Elephants are herd animals with each herd being made up of female elephants and young males, with the oldest female elephant, the matriarch, leading them. Male elephants only stay in the herd until they reach puberty, after that, they are pushed out of the herd and will go find other “bachelor” elephants in which to continue to learn about being an adult male elephant. The elephants that have been saved by Lek and live at ENP are mostly older females with a few male elephants. Juvenile male elephants are allowed to stay with their family until adulthood. Adult male elephants are kept separately from the herd as they can become aggressive. Elephant herds that are in the wild are made up of related family members, however, since the elephants at ENP are rescued from all over the country, it is unknown if any are related. They are allowed to slowly socialize with each other and end up creating their own family groups. That evening, we were in for a special treat.

Each group that visits gets to see a video about the beginnings of the sanctuary and what they hope to do moving forward. We however, were lucky enough to be there at the same time as the founder, Lek.

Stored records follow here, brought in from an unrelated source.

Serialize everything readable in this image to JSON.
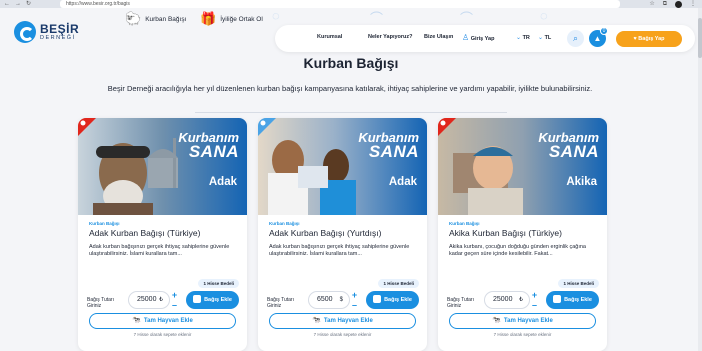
{
  "browser": {
    "url": "https://www.besir.org.tr/bagis",
    "back": "←",
    "forward": "→",
    "reload": "↻"
  },
  "logo": {
    "name": "BEŞİR",
    "sub": "DERNEĞİ"
  },
  "toplinks": {
    "kurban": "Kurban Bağışı",
    "iyilige": "İyiliğe Ortak Ol"
  },
  "nav": {
    "kurumsal": "Kurumsal",
    "neler": "Neler Yapıyoruz?",
    "bize": "Bize Ulaşın",
    "giris": "Giriş Yap",
    "lang": "TR",
    "currency": "TL",
    "cart_count": "0",
    "donate": "Bağış Yap"
  },
  "page": {
    "title": "Kurban Bağışı",
    "description": "Beşir Derneği aracılığıyla her yıl düzenlenen kurban bağışı kampanyasına katılarak, ihtiyaç sahiplerine ve yardımı yapabilir, iyilikte bulunabilirsiniz."
  },
  "cards": [
    {
      "banner_k": "Kurbanım",
      "banner_s": "SANA",
      "banner_label": "Adak",
      "category": "Kurban Bağışı",
      "title": "Adak Kurban Bağışı (Türkiye)",
      "description": "Adak kurban bağışınızı gerçek ihtiyaç sahiplerine güvenle ulaştırabilirsiniz. İslami kurallara tam...",
      "pill": "1 Hisse Bedeli",
      "amount_label": "Bağış Tutarı Giriniz",
      "amount": "25000",
      "currency": "₺",
      "add": "Bağış Ekle",
      "full": "Tam Hayvan Ekle",
      "note": "7 Hisse olarak sepete eklenir"
    },
    {
      "banner_k": "Kurbanım",
      "banner_s": "SANA",
      "banner_label": "Adak",
      "category": "Kurban Bağışı",
      "title": "Adak Kurban Bağışı (Yurtdışı)",
      "description": "Adak kurban bağışınızı gerçek ihtiyaç sahiplerine güvenle ulaştırabilirsiniz. İslami kurallara tam...",
      "pill": "1 Hisse Bedeli",
      "amount_label": "Bağış Tutarı Giriniz",
      "amount": "6500",
      "currency": "$",
      "add": "Bağış Ekle",
      "full": "Tam Hayvan Ekle",
      "note": "7 Hisse olarak sepete eklenir"
    },
    {
      "banner_k": "Kurbanım",
      "banner_s": "SANA",
      "banner_label": "Akika",
      "category": "Kurban Bağışı",
      "title": "Akika Kurban Bağışı (Türkiye)",
      "description": "Akika kurbanı, çocuğun doğduğu günden erginlik çağına kadar geçen süre içinde kesilebilir. Fakat...",
      "pill": "1 Hisse Bedeli",
      "amount_label": "Bağış Tutarı Giriniz",
      "amount": "25000",
      "currency": "₺",
      "add": "Bağış Ekle",
      "full": "Tam Hayvan Ekle",
      "note": "7 Hisse olarak sepete eklenir"
    }
  ],
  "colors": {
    "brand_blue": "#1a8fe0",
    "donate_orange": "#f7a21b",
    "navy": "#1d2433"
  },
  "icons": {
    "kurban": "sheep-icon",
    "iyilige": "gift-icon",
    "user": "user-icon",
    "search": "search-icon",
    "cart": "bag-icon"
  }
}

Lek was named Time Magazine’s 2005 Hero of Asia for her work in conservation. (Source?)She came in to talk to us about starting ENP and what it’s like to rescue elephants. I have heard a lot of great speakers, but I have never heard someone with so much passion for their work and what they do in life. She started out by helping heal injured elephants with her grandfather, who was a tribal shaman. Soon she realized that rescuing them from dire situations was her true calling.

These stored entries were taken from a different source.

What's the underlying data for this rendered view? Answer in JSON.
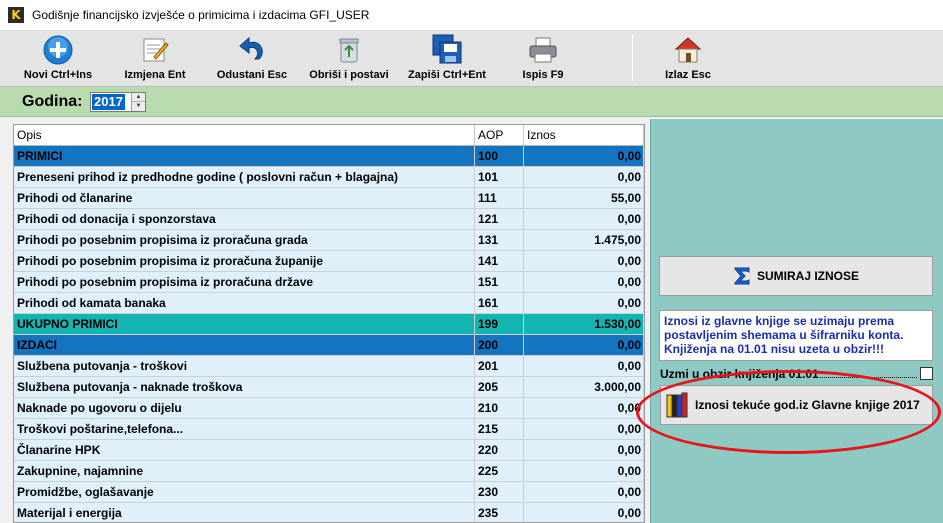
{
  "window": {
    "title": "Godišnje financijsko izvješće o primicima i izdacima GFI_USER",
    "app_icon": "K"
  },
  "toolbar": {
    "new": "Novi Ctrl+Ins",
    "edit": "Izmjena Ent",
    "cancel": "Odustani Esc",
    "delete": "Obriši i postavi",
    "save": "Zapiši Ctrl+Ent",
    "print": "Ispis F9",
    "exit": "Izlaz Esc"
  },
  "year": {
    "label": "Godina:",
    "value": "2017"
  },
  "table": {
    "headers": {
      "opis": "Opis",
      "aop": "AOP",
      "iznos": "Iznos"
    },
    "rows": [
      {
        "opis": "PRIMICI",
        "aop": "100",
        "iznos": "0,00",
        "kind": "section"
      },
      {
        "opis": "Preneseni prihod iz predhodne godine ( poslovni račun + blagajna)",
        "aop": "101",
        "iznos": "0,00",
        "kind": "normal"
      },
      {
        "opis": "Prihodi od članarine",
        "aop": "111",
        "iznos": "55,00",
        "kind": "normal"
      },
      {
        "opis": "Prihodi od donacija i sponzorstava",
        "aop": "121",
        "iznos": "0,00",
        "kind": "normal"
      },
      {
        "opis": "Prihodi po posebnim propisima iz proračuna grada",
        "aop": "131",
        "iznos": "1.475,00",
        "kind": "normal"
      },
      {
        "opis": "Prihodi po posebnim propisima iz proračuna županije",
        "aop": "141",
        "iznos": "0,00",
        "kind": "normal"
      },
      {
        "opis": "Prihodi po posebnim propisima iz proračuna države",
        "aop": "151",
        "iznos": "0,00",
        "kind": "normal"
      },
      {
        "opis": "Prihodi od kamata banaka",
        "aop": "161",
        "iznos": "0,00",
        "kind": "normal"
      },
      {
        "opis": "UKUPNO PRIMICI",
        "aop": "199",
        "iznos": "1.530,00",
        "kind": "total"
      },
      {
        "opis": "IZDACI",
        "aop": "200",
        "iznos": "0,00",
        "kind": "section"
      },
      {
        "opis": "Službena putovanja - troškovi",
        "aop": "201",
        "iznos": "0,00",
        "kind": "normal"
      },
      {
        "opis": "Službena putovanja - naknade troškova",
        "aop": "205",
        "iznos": "3.000,00",
        "kind": "normal"
      },
      {
        "opis": "Naknade po ugovoru o dijelu",
        "aop": "210",
        "iznos": "0,00",
        "kind": "normal"
      },
      {
        "opis": "Troškovi poštarine,telefona...",
        "aop": "215",
        "iznos": "0,00",
        "kind": "normal"
      },
      {
        "opis": "Članarine HPK",
        "aop": "220",
        "iznos": "0,00",
        "kind": "normal"
      },
      {
        "opis": "Zakupnine, najamnine",
        "aop": "225",
        "iznos": "0,00",
        "kind": "normal"
      },
      {
        "opis": "Promidžbe, oglašavanje",
        "aop": "230",
        "iznos": "0,00",
        "kind": "normal"
      },
      {
        "opis": "Materijal i energija",
        "aop": "235",
        "iznos": "0,00",
        "kind": "normal"
      }
    ]
  },
  "panel": {
    "sum_button": "SUMIRAJ IZNOSE",
    "info_text": "Iznosi iz glavne knjige se uzimaju prema postavljenim shemama u šifrarniku konta. Knjiženja na 01.01 nisu uzeta u obzir!!!",
    "checkbox_label": "Uzmi u obzir knjiženja 01.01",
    "checkbox_checked": false,
    "glavna_button": "Iznosi tekuće god.iz Glavne knjige 2017"
  },
  "colors": {
    "section": "#1474bf",
    "total": "#14b4b0",
    "row": "#dff0fa",
    "panel": "#8ec9c3",
    "highlight": "#e8141a"
  }
}
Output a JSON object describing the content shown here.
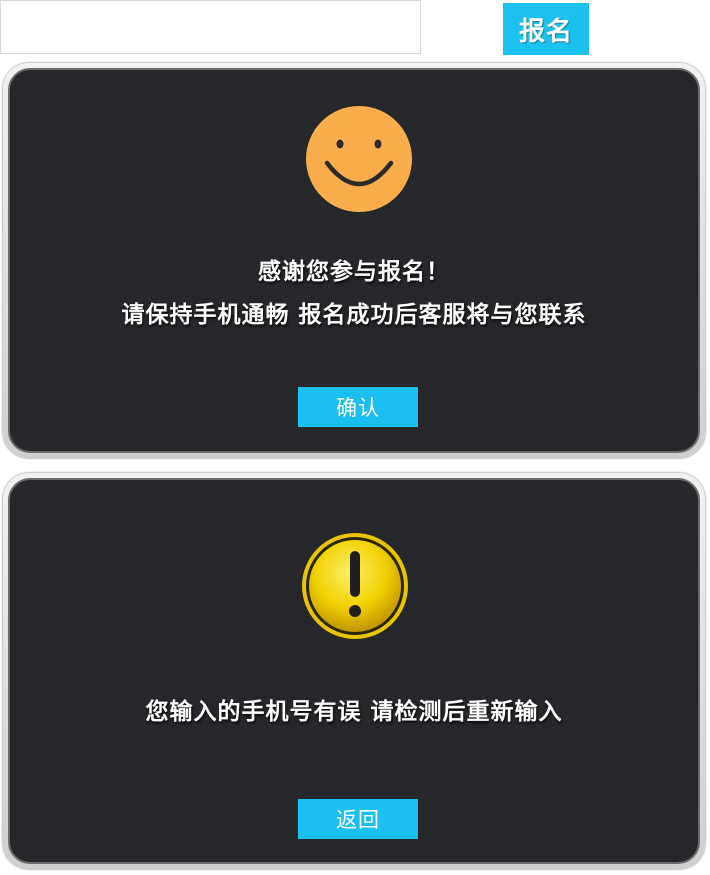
{
  "topbar": {
    "phone_input_value": "",
    "phone_input_placeholder": "",
    "signup_label": "报名"
  },
  "success_dialog": {
    "icon": "smiley-face-icon",
    "line1": "感谢您参与报名！",
    "line2": "请保持手机通畅 报名成功后客服将与您联系",
    "confirm_label": "确认"
  },
  "error_dialog": {
    "icon": "exclamation-warning-icon",
    "message": "您输入的手机号有误 请检测后重新输入",
    "back_label": "返回"
  },
  "colors": {
    "accent": "#1dc1ef",
    "dialog_bg": "#25272a",
    "smiley": "#f9ae4b",
    "warning": "#f0d100"
  }
}
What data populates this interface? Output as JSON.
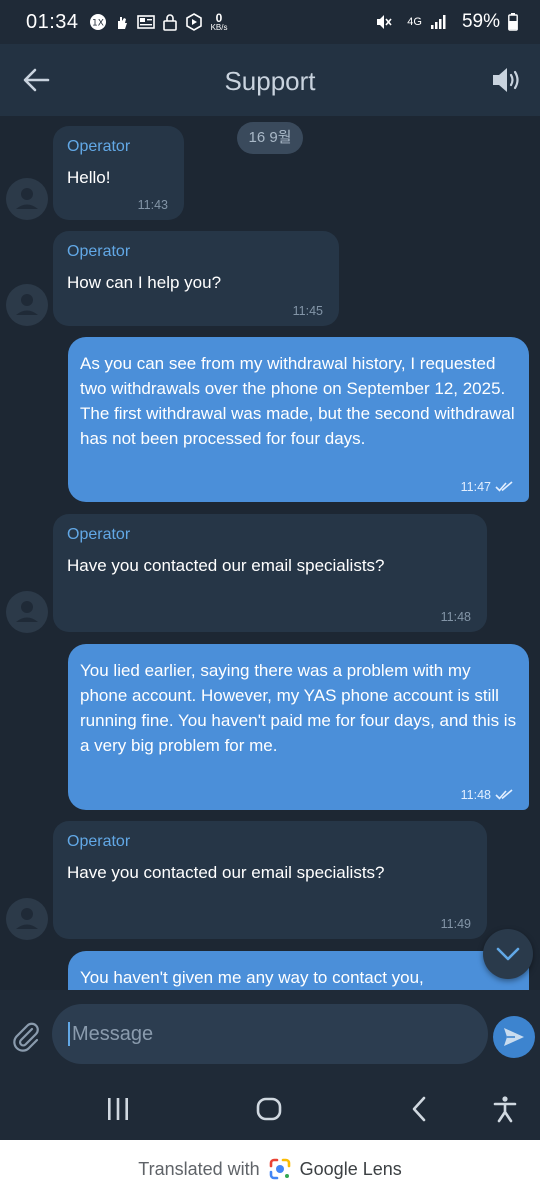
{
  "status_bar": {
    "time": "01:34",
    "net_speed_value": "0",
    "net_speed_unit": "KB/s",
    "network": "4G",
    "battery": "59%"
  },
  "header": {
    "title": "Support",
    "back_icon": "arrow-left-icon",
    "sound_icon": "speaker-icon"
  },
  "chat": {
    "date_chip": "16 9월",
    "messages": [
      {
        "direction": "in",
        "sender": "Operator",
        "text": "Hello!",
        "time": "11:43"
      },
      {
        "direction": "in",
        "sender": "Operator",
        "text": "How can I help you?",
        "time": "11:45"
      },
      {
        "direction": "out",
        "text": "As you can see from my withdrawal history, I requested two withdrawals over the phone on September 12, 2025. The first withdrawal was made, but the second withdrawal has not been processed for four days.",
        "time": "11:47"
      },
      {
        "direction": "in",
        "sender": "Operator",
        "text": "Have you contacted our email specialists?",
        "time": "11:48"
      },
      {
        "direction": "out",
        "text": "You lied earlier, saying there was a problem with my phone account. However, my YAS phone account is still running fine. You haven't paid me for four days, and this is a very big problem for me.",
        "time": "11:48"
      },
      {
        "direction": "in",
        "sender": "Operator",
        "text": "Have you contacted our email specialists?",
        "time": "11:49"
      },
      {
        "direction": "out",
        "text": "You haven't given me any way to contact you,",
        "time": ""
      }
    ]
  },
  "input": {
    "placeholder": "Message"
  },
  "footer": {
    "prefix": "Translated with",
    "brand": "Google Lens"
  },
  "colors": {
    "background": "#1d2733",
    "incoming_bubble": "#263647",
    "outgoing_bubble": "#4b8fd9",
    "sender_name": "#62a8e6"
  }
}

Lek, with the help of friends, was able to purchase the land that the sanctuary sits on now and co-founded the park. Hearing her speak about what’s she’s gone through to save elephants was incredible. She’s had her life and livelihood threatened many times, yet she still continues. She tries to give back as much as she can to the community around her like helping build a bridge for the children to cross the river so they could easily get to school, or helping farmers grow coffee that she in turn buys back from them to sell to visitors. Here in front of me stood this courageous, passionate, brave woman who has done the near impossible and I was in awe. Not only does she help run Elephant Nature Park, but they have branched out and started several other sanctuaries throughout Thailand and Cambodia and help many local tribes care for their elephants. She is currently touring the United States showing the documentary, “Love and Bananas”, that is about her daring rescue of Noi Na, a 70-year old partially blind trekking elephant to bring her to freedom. (Source?)My last day at the park couldn’t have been better.

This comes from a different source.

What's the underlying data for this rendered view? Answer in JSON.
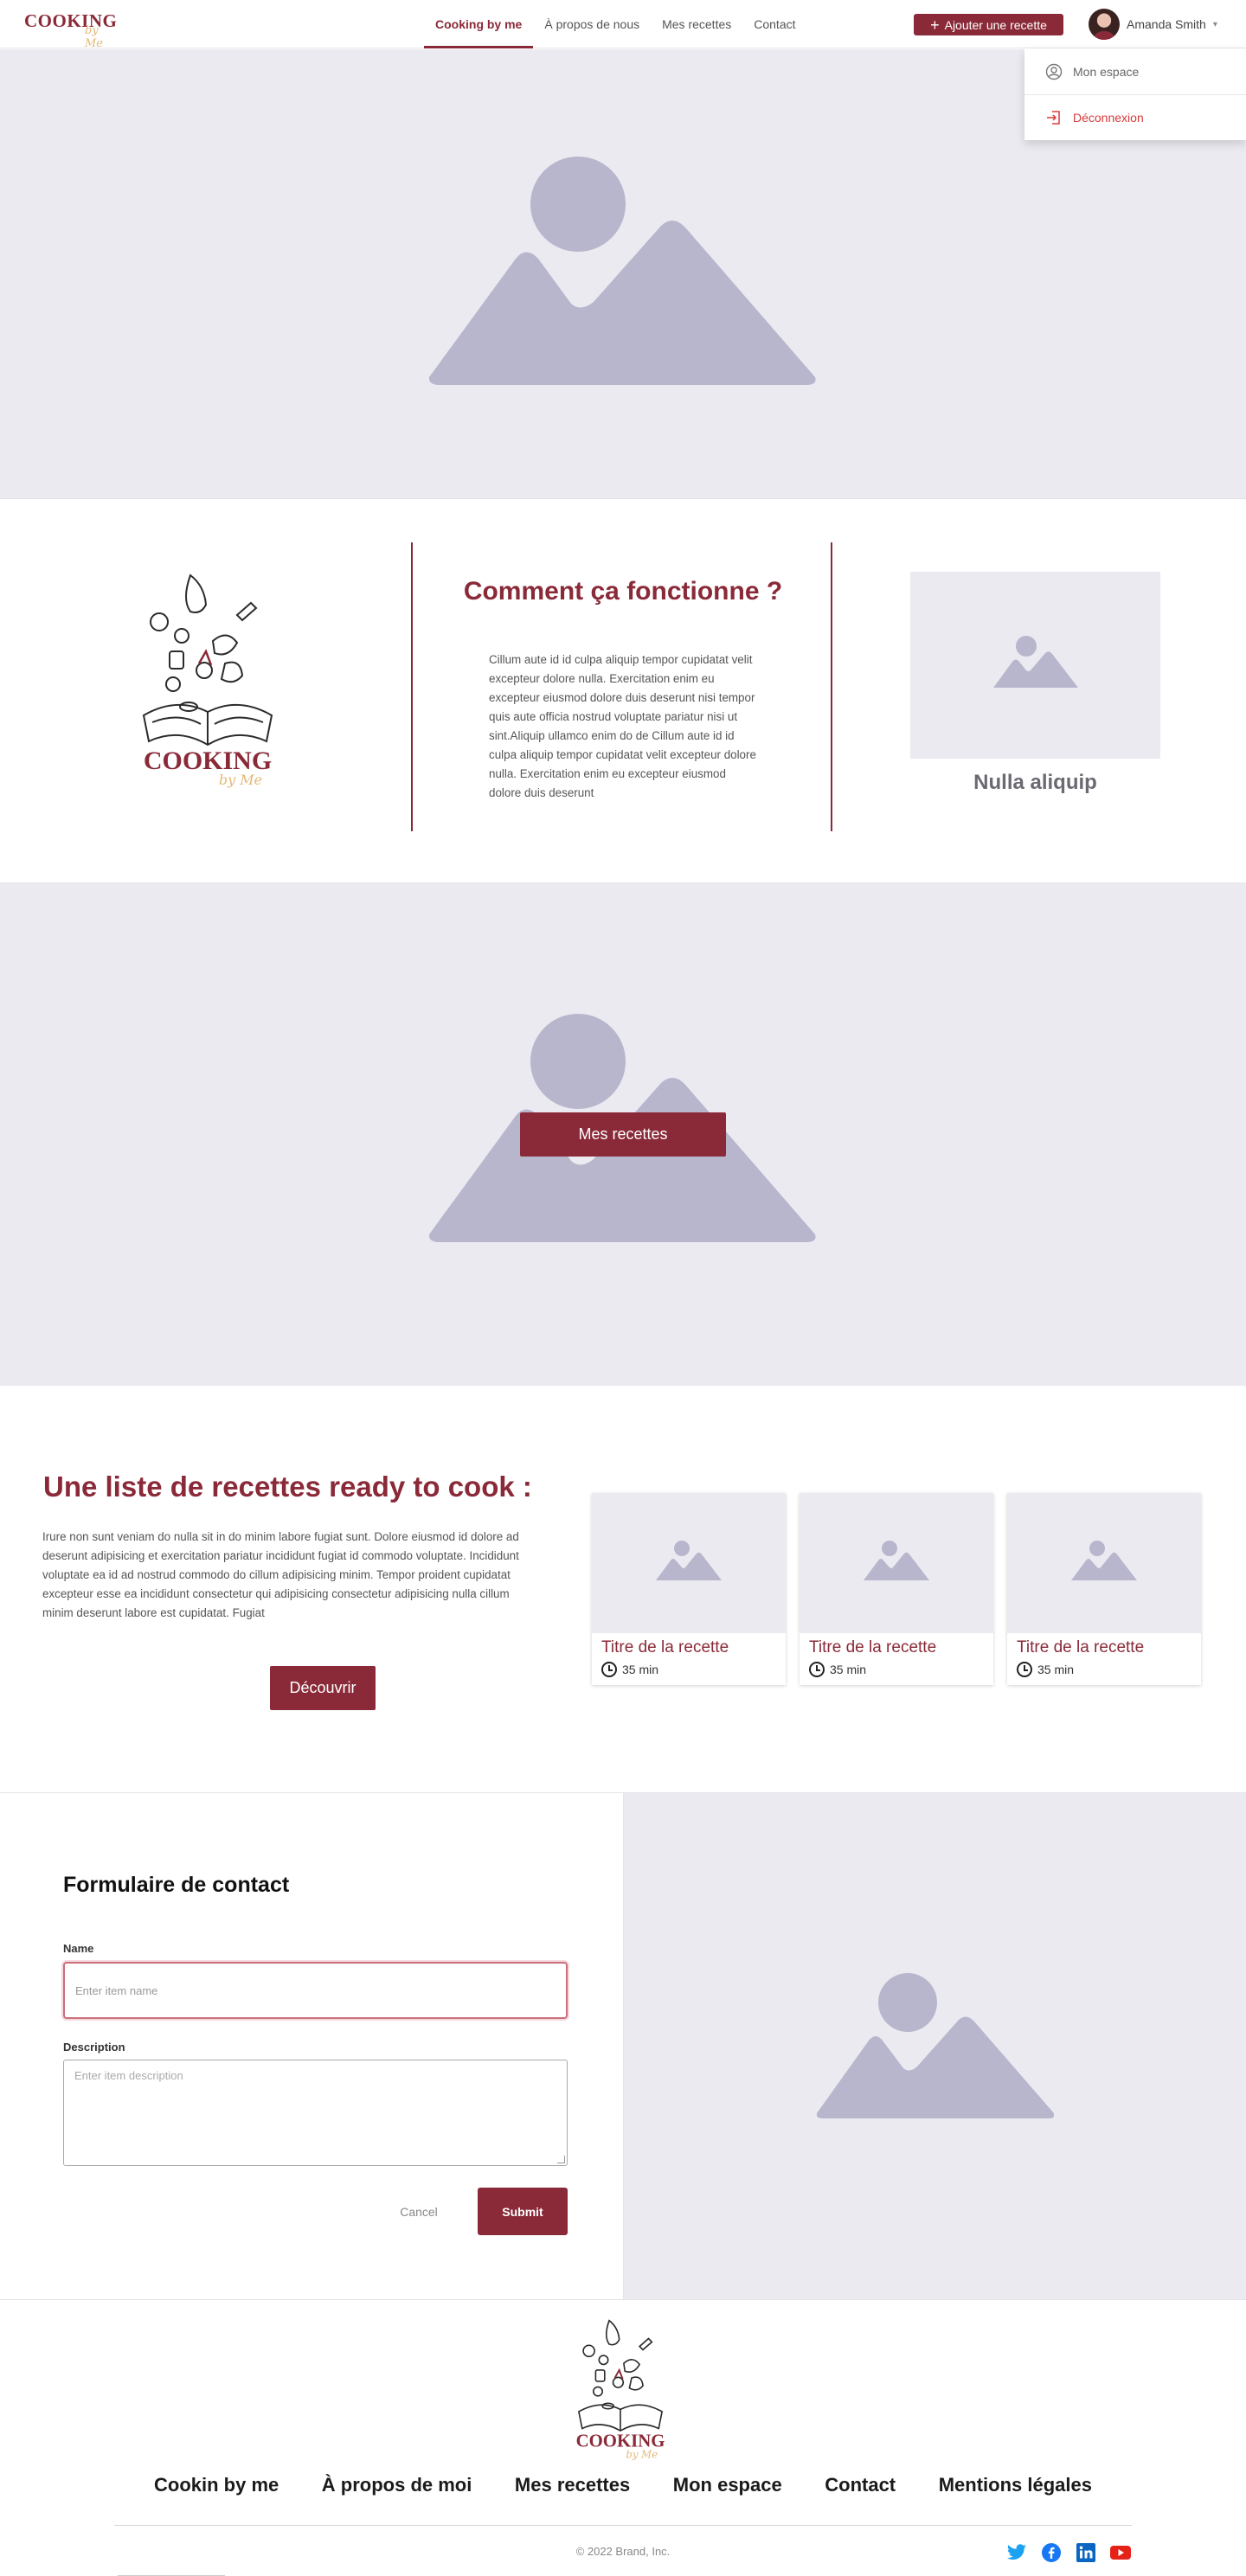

We were there during Songkran, which is the Thai New Year holiday. The park was closed to daily visitors, so it was just our small group and the elephants. We started off by jumping on a passing pickup truck full of baskets of fruit. Riding around, dropping off fruit to the waiting herds with dawn breaking over the mountains was surreal. We walked to the river and fed bananas to the few elephants who were playing in the river and had worked up an appetite. Seeing their joy at splashing each other, shooting water from their trunks, and rolling around was unlike anything I’ve ever seen.

The final moments of the day were spent with Lek and a small group of elephants, including a baby ele. Lek has a tricycle that she rides around and hands out fruit as she goes. We quickly had a few water buffalo who thought we were the best thing since sliced bread. Since they’re a little unpredictable, we decided the best course was to throw a big basket of fruit in the opposite direction and take off! We met the herd by the river and you could see in that moment, just how much impact Lek has had on these elephants. You know how happy a dog gets when their owner comes home? It was like that, but instead of one dog, it was seven excited, six thousand pounds each, elephants barreling towards her. In an instant, Lek was surrounded by her elephants, who all took turns smelling her and caressing her. In that moment, I saw just how human elephants can be. All of her hard work and long hours has culminated in this, pure love and forgiveness.